The dairy industry’s needs must be recognised in British trade, labour and a domestic agricultural policy to ensure it remains competitive post-Brexit, urged the National Farmers Union (NFU).

Speaking this week at the South West Dairy Show in Shepton Mallet, NFU deputy president Minette Batters urged that any future deal with the EU must maintain two-way tariff-free trade in agricultural goods and must avoid costly and disruptive customs checks, processes and procedures.

“Dairy companies have led the way in finding new EU and non-EU markets for their high quality dairy products and we need to ensure that any future trade deals don’t jeopardise the hard work that’s already been carried out,”​ said Batters.

She also called for more to be done to secure jobs to avoid what some experts have dubbed a dairy labour crisis.

‘Can’t find able staff’

“Dairy farms are closing, not because of milk price, but because they can’t find able staff to take on the roles available,”​ added Batters.

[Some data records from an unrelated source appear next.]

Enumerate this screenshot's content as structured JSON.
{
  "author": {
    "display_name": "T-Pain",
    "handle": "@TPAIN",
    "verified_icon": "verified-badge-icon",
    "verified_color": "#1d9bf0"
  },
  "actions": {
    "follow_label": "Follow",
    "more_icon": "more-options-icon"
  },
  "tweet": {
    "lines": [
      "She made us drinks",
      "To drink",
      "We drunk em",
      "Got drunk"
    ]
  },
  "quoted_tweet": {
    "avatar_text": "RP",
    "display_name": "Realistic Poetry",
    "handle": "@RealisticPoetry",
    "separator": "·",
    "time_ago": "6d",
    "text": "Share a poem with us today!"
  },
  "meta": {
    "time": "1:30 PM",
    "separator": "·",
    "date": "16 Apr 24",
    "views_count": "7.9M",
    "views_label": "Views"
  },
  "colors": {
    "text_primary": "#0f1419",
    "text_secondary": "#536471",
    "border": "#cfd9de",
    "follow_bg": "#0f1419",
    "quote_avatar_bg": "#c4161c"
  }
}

“If government wants the dairy industry to produce more, consume more and export more, we need an urgent solution to the lack of availability of dairy farm labour – this cannot currently be filled by domestic or migrant workers.”

Batters also called on UK policy makers to consider the needs of the dairy industry in creating the forthcoming Agriculture Bill with a legislative framework that works best for British farmers.

The bill would provide the NFU an opportunity to influence policy makers on what agriculture needs to be competitive, progressive and profitable in the future, she added.

Trust across the supply chain

Dairy also needed improved market transparency in order to build greater trust across the supply chain. Transparency was also necessary for the development of market based risk management tools.

“For this to work, we need mandatory price and volume reporting and better collaboration and trust between dairy farmers, their milk buyers and the wider supply chain,” ​said Batters.

“The short term future is bright for British dairy farmers. But we need to make sure the policy is right on trade, labour and domestic agricultural policy to ensure that they can also thrive in the medium and long term.”